Sunday, February 7, 2010

Schizophrenia

Schizophrenia runs in my family, though I didn’t know this until almost a year ago.

My father had an uncle who lived on the streets of Detroit, derelict, a loser and suspected alcoholic, rejected by his sister and brother and seldom discussed. My father’s brother, my uncle, was in a car accident during college, causing brain damage and sparking his downward decline. The uncle I knew smoked a lot of pot and painted images of the Virgin Mary, sporadically present in the lives of his wife and their five impoverished children. His wife later became a psychiatric nurse, and is now the primary caregiver of their adult child, my cousin, who is the only family member to be formally diagnosed with schizophrenia.

Schizophrenia runs in my day-to-day life, too, and has for a few years now.

Yesterday, I tried to offer a homeless man food, and he screamed at me and called me a cannibal.
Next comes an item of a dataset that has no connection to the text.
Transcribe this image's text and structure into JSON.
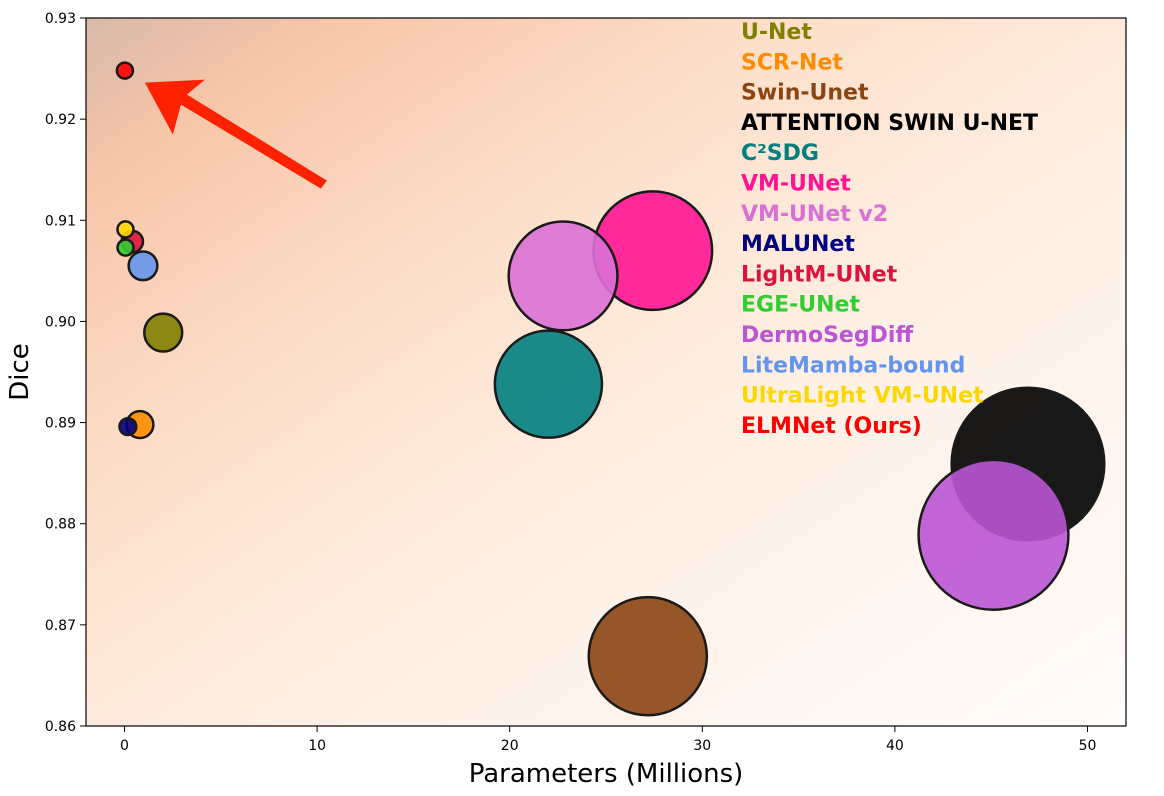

I retreated, quietly, and felt hurt and scared, and then wondered what it must be like to go through life, balled up in the corners of loading docks, believing the world to be full of marauding monsters who want to eat your flesh. A woman at work once smiled at me and said that I made her sad. She knew that I was really dead and being remotely controlled by Hell’s Angels, as were all of her friends, and that, eventually, all women would end up this way.

Not knowing how to respond, I walked away.